According to research from the University of Cambridge, the Afro comb dates back nearly 6,000 years to pre-Dynastic Egypt, but it wasn't until the 1970s that its visibility skyrocketed. Though the Afro hairstyle was never "out of style" in Africa, it became more popular in Civil Rights Era America as a declaration of black identity—and the Afro pick, commonly designed with a handle clenched in a fist of the Black Power salute, did, too. "The Afro hairstyle became very popular and for that you need a long kind of pick…it's quite high-maintenance," said Dr. Sally-Ann Ashton, the curator of the Fitzwilliam Museum's 2013 Afro comb exhibition, in an article in the BBC.
The Painful 90s
The 90s, a time when we collectively decided that fang-inspired clasps were the coolest way to keep our hair out of our faces, could contend for the title of most masochistic decade. For those tiny, annoying pieces of hair that'd get stuck in your lipgloss, there was no better solution than a glittery, neon, butterfly clip made of cheap plastic. With these, it was quantity over quality—stick a bunch of multicolored butterfly clips in your hair, and you'd have a damn kaleidoscope. (In color and in actuality, as that is the collective term for a group of butterflies.)

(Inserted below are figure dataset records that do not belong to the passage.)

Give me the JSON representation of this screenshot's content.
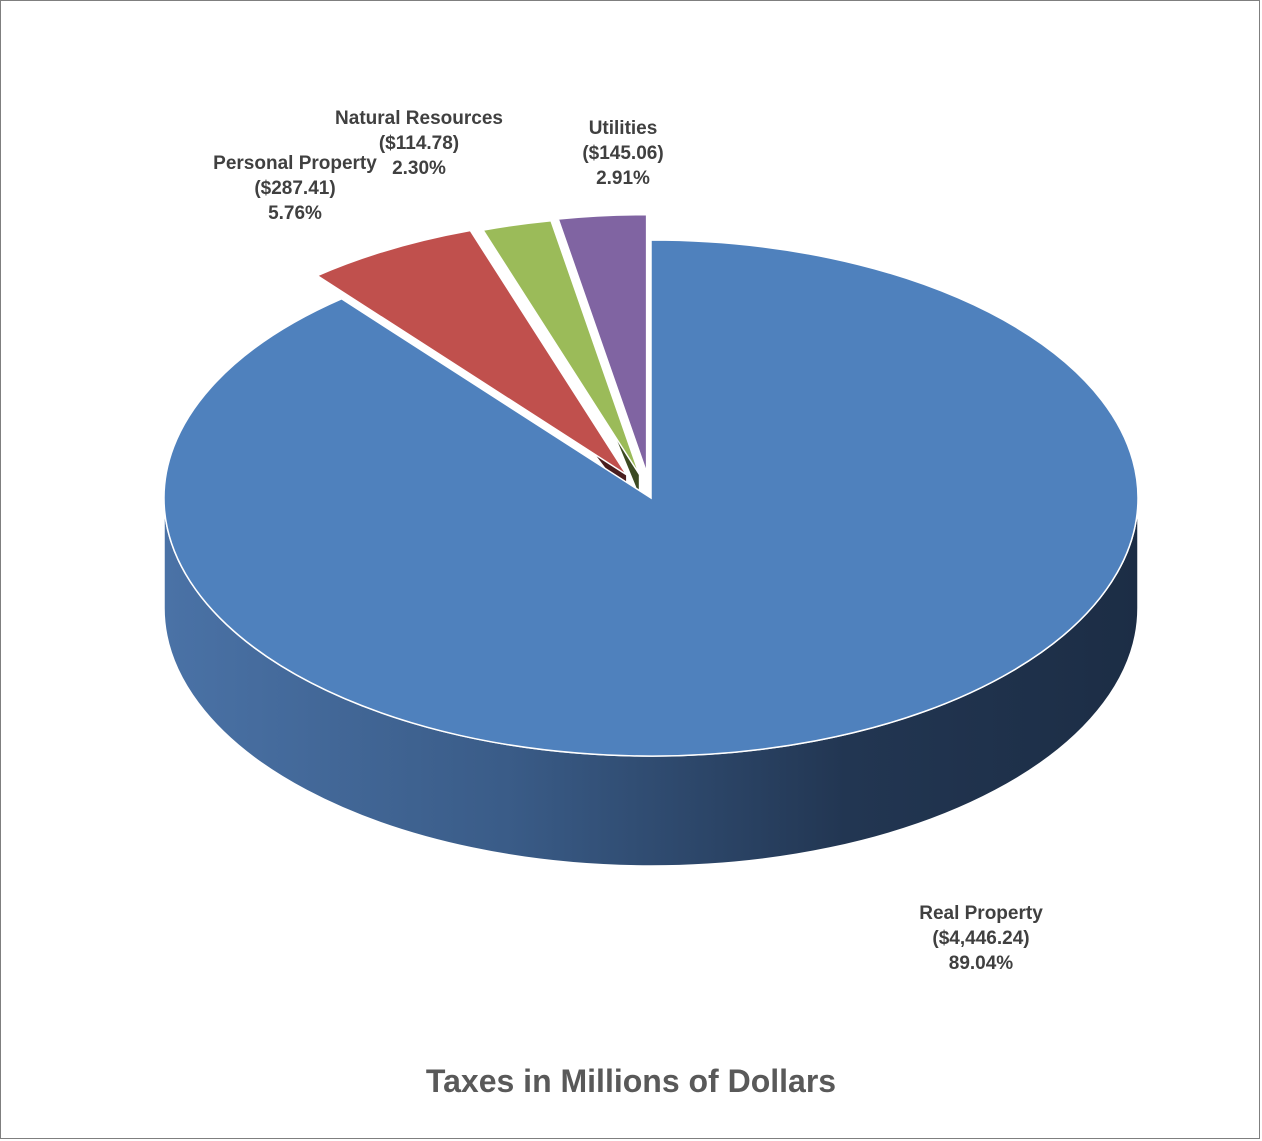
{
  "chart_data": {
    "type": "pie",
    "title": "Taxes in Millions of Dollars",
    "slices": [
      {
        "name": "Real Property",
        "value_label": "($4,446.24)",
        "percent_label": "89.04%",
        "value": 4446.24,
        "percent": 89.04,
        "color": "#4F81BD",
        "side_color": "#1F3350"
      },
      {
        "name": "Personal Property",
        "value_label": "($287.41)",
        "percent_label": "5.76%",
        "value": 287.41,
        "percent": 5.76,
        "color": "#C0504D",
        "side_color": "#4A1E1E"
      },
      {
        "name": "Natural Resources",
        "value_label": "($114.78)",
        "percent_label": "2.30%",
        "value": 114.78,
        "percent": 2.3,
        "color": "#9BBB59",
        "side_color": "#3C4A22"
      },
      {
        "name": "Utilities",
        "value_label": "($145.06)",
        "percent_label": "2.91%",
        "value": 145.06,
        "percent": 2.91,
        "color": "#8064A2",
        "side_color": "#2F2440"
      }
    ]
  }
}
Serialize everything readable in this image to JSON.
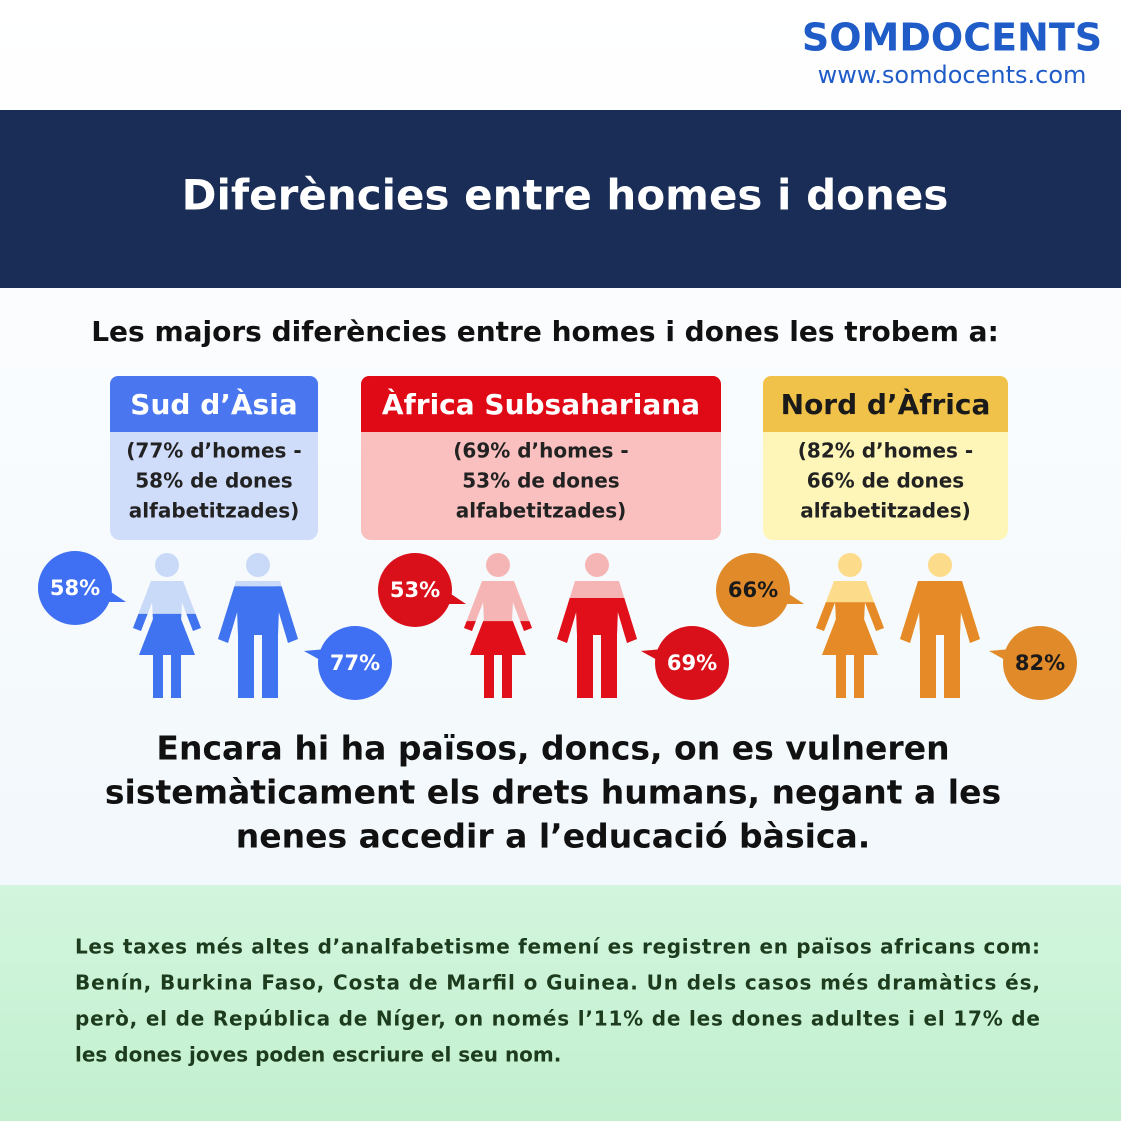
{
  "logo": {
    "name": "SOMDOCENTS",
    "url": "www.somdocents.com"
  },
  "title": "Diferències entre homes i dones",
  "subtitle": "Les majors diferències entre homes i dones les trobem a:",
  "regions": [
    {
      "name": "Sud d’Àsia",
      "details": [
        "(77% d’homes -",
        "58% de dones",
        "alfabetitzades)"
      ],
      "women": {
        "value": 58,
        "label": "58%"
      },
      "men": {
        "value": 77,
        "label": "77%"
      }
    },
    {
      "name": "Àfrica Subsahariana",
      "details": [
        "(69% d’homes -",
        "53% de dones",
        "alfabetitzades)"
      ],
      "women": {
        "value": 53,
        "label": "53%"
      },
      "men": {
        "value": 69,
        "label": "69%"
      }
    },
    {
      "name": "Nord d’Àfrica",
      "details": [
        "(82% d’homes -",
        "66% de dones",
        "alfabetitzades)"
      ],
      "women": {
        "value": 66,
        "label": "66%"
      },
      "men": {
        "value": 82,
        "label": "82%"
      }
    }
  ],
  "statement": [
    "Encara hi ha països, doncs, on es vulneren",
    "sistemàticament els drets humans, negant a les",
    "nenes accedir a l’educació bàsica."
  ],
  "note": [
    "Les taxes més altes d’analfabetisme femení es registren en països africans com:",
    "Benín, Burkina Faso, Costa de Marfil o Guinea. Un dels casos més dramàtics és,",
    "però, el de República de Níger, on només l’11% de les dones adultes i el 17% de",
    "les dones joves poden escriure el seu nom."
  ]
}
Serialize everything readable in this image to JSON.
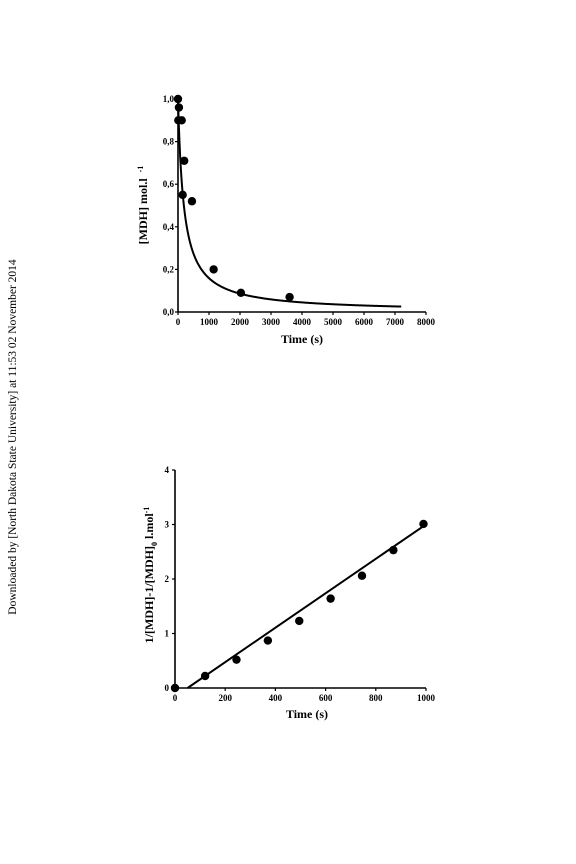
{
  "watermark": "Downloaded by [North Dakota State University] at 11:53 02 November 2014",
  "chart_data": [
    {
      "type": "scatter",
      "xlabel": "Time (s)",
      "ylabel": "[MDH] mol.l",
      "ylabel_sup": "-1",
      "xlim": [
        0,
        8000
      ],
      "ylim": [
        0,
        1.0
      ],
      "xticks": [
        "0",
        "1000",
        "2000",
        "3000",
        "4000",
        "5000",
        "6000",
        "7000",
        "8000"
      ],
      "yticks": [
        "0,0",
        "0,2",
        "0,4",
        "0,6",
        "0,8",
        "1,0"
      ],
      "grid": false,
      "series": [
        {
          "points": [
            {
              "x": 0,
              "y": 1.0
            },
            {
              "x": 30,
              "y": 0.96
            },
            {
              "x": 10,
              "y": 0.9
            },
            {
              "x": 120,
              "y": 0.9
            },
            {
              "x": 200,
              "y": 0.71
            },
            {
              "x": 150,
              "y": 0.55
            },
            {
              "x": 450,
              "y": 0.52
            },
            {
              "x": 1150,
              "y": 0.2
            },
            {
              "x": 2030,
              "y": 0.09
            },
            {
              "x": 3600,
              "y": 0.07
            }
          ],
          "fit": {
            "model": "second-order decay",
            "y0": 1.0,
            "k": 0.0053,
            "x_end": 7200
          }
        }
      ]
    },
    {
      "type": "scatter",
      "xlabel": "Time (s)",
      "ylabel_parts": [
        "1/[MDH]-1/[MDH]",
        "0",
        " l.mol",
        "-1"
      ],
      "xlim": [
        0,
        1000
      ],
      "ylim": [
        0,
        4
      ],
      "xticks": [
        "0",
        "200",
        "400",
        "600",
        "800",
        "1000"
      ],
      "yticks": [
        "0",
        "1",
        "2",
        "3",
        "4"
      ],
      "grid": false,
      "series": [
        {
          "points": [
            {
              "x": 0,
              "y": 0.0
            },
            {
              "x": 120,
              "y": 0.22
            },
            {
              "x": 245,
              "y": 0.52
            },
            {
              "x": 370,
              "y": 0.87
            },
            {
              "x": 495,
              "y": 1.23
            },
            {
              "x": 620,
              "y": 1.64
            },
            {
              "x": 745,
              "y": 2.06
            },
            {
              "x": 870,
              "y": 2.53
            },
            {
              "x": 990,
              "y": 3.01
            }
          ],
          "fit": {
            "model": "linear",
            "x_start": 50,
            "x_end": 1000,
            "slope": 0.00316,
            "intercept": -0.158
          }
        }
      ]
    }
  ]
}
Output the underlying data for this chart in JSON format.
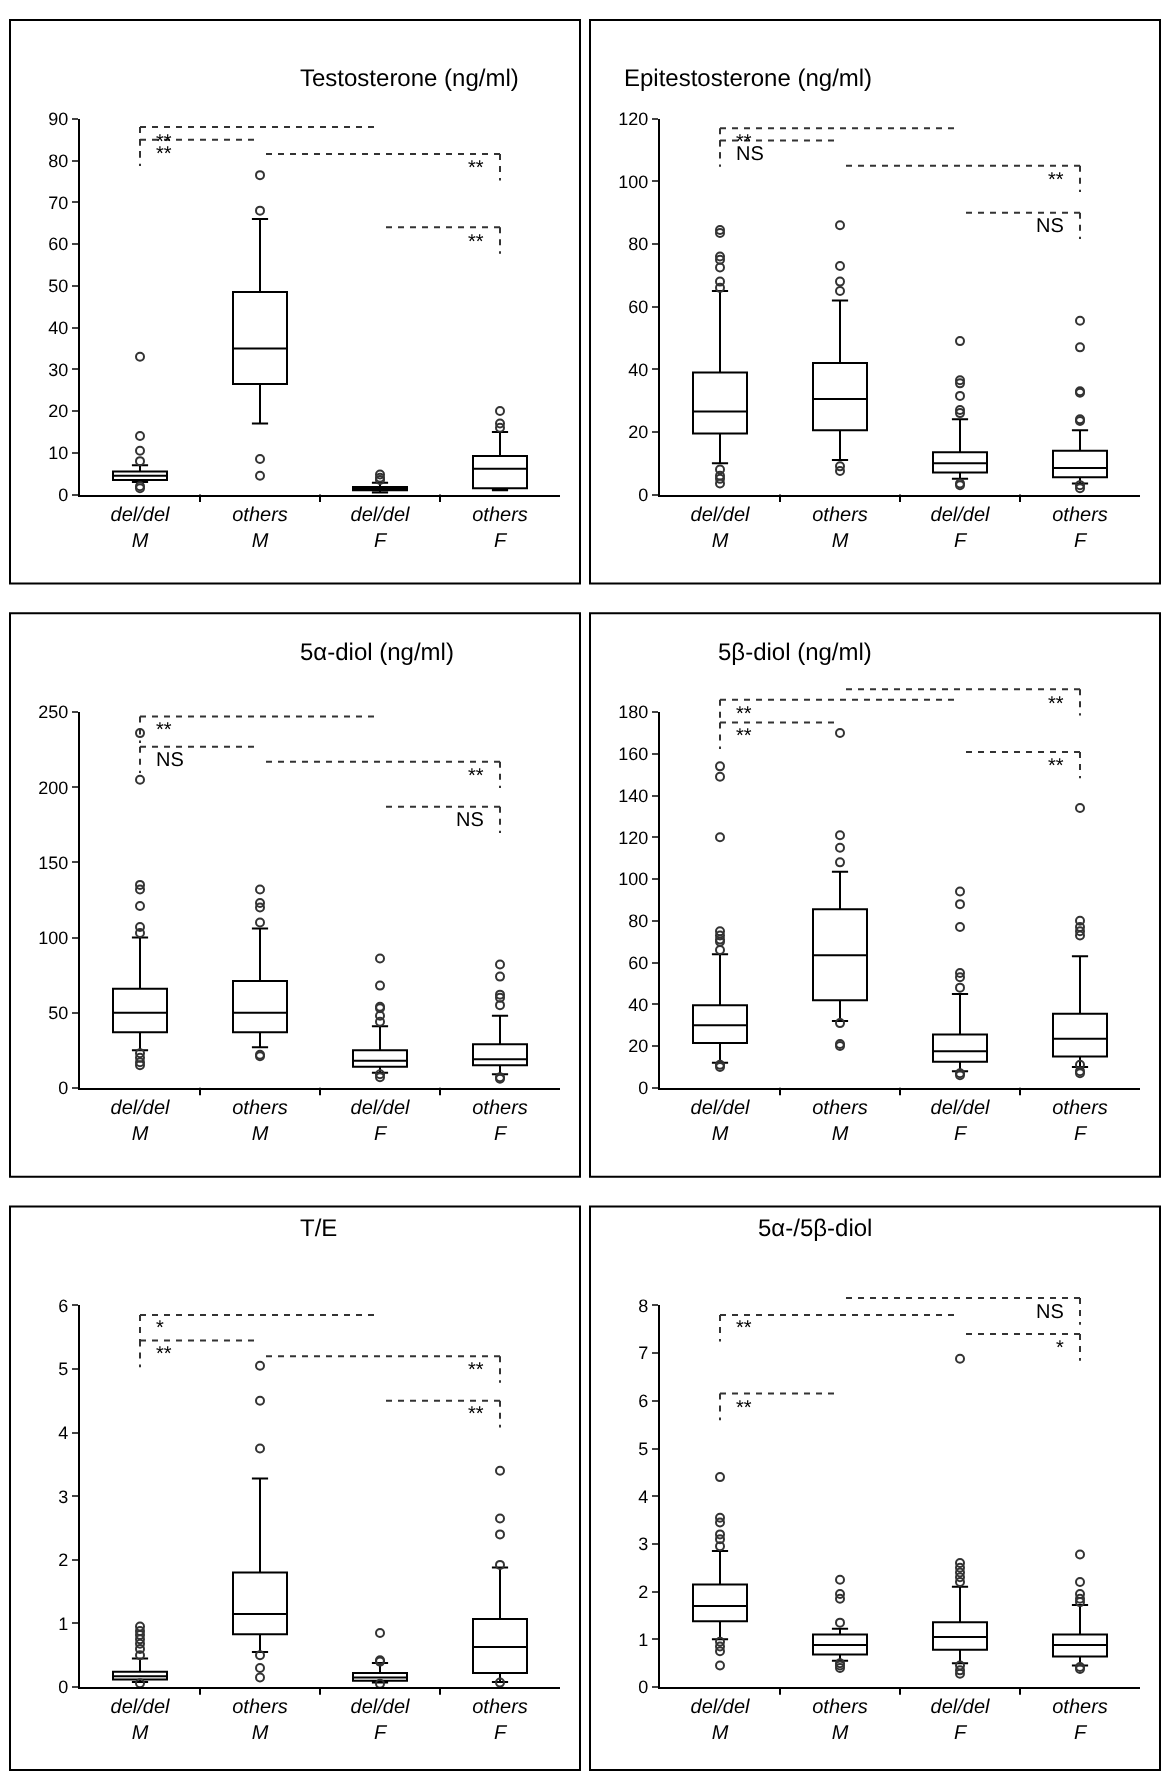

There were also claw clips in all sizes—small ones for the perfect half-pony or the hand-sized variety for at-home twisted updos—that promoted a Very Bad fake tortoiseshell pattern. But the pinnacle of painful plastic hairpieces—the one the most likely to poke your eye out—was scünci's stretchy comb headband, which looked like something the director of Teeth would've created (and was also available in tortoiseshell).
"The bigger, the better" was the motto of the 80s, with its scrunchies and perms, but it wasn't until the aughts that women realized they could get volume without all the ammonium thioglycolate and teasing combs. In 2008, salon owner Kelly Fitzpatrick released the Bumpit, another scary-looking tool that promised volume so unnatural that Snooki wouldn't even try. This decade also saw the rise of the slap bracelet–inspired Hairagami, as well as fake hair ponytail holders for the short-haired girls with long-hair envy.
In the past few years, hair accessory use has declined—or simply become less obnoxious, as the trend has turned toward looking natural. Aside from Coachella-going white women weaving flowers into crowns and donning problematic headdresses, this translates to fewer decorative clips and more simple hairpins and ponytail holders. But those weary of wacky hair trends should perhaps hold that sigh of relief: Nearly four years since Buggy1225 turned to babycenter.com with her sock bun troubles, Sally Beauty, Conair, and H&M still sell specialty sponge rings and "bun makers." We may not be free of the bonds of butterfly clips yet.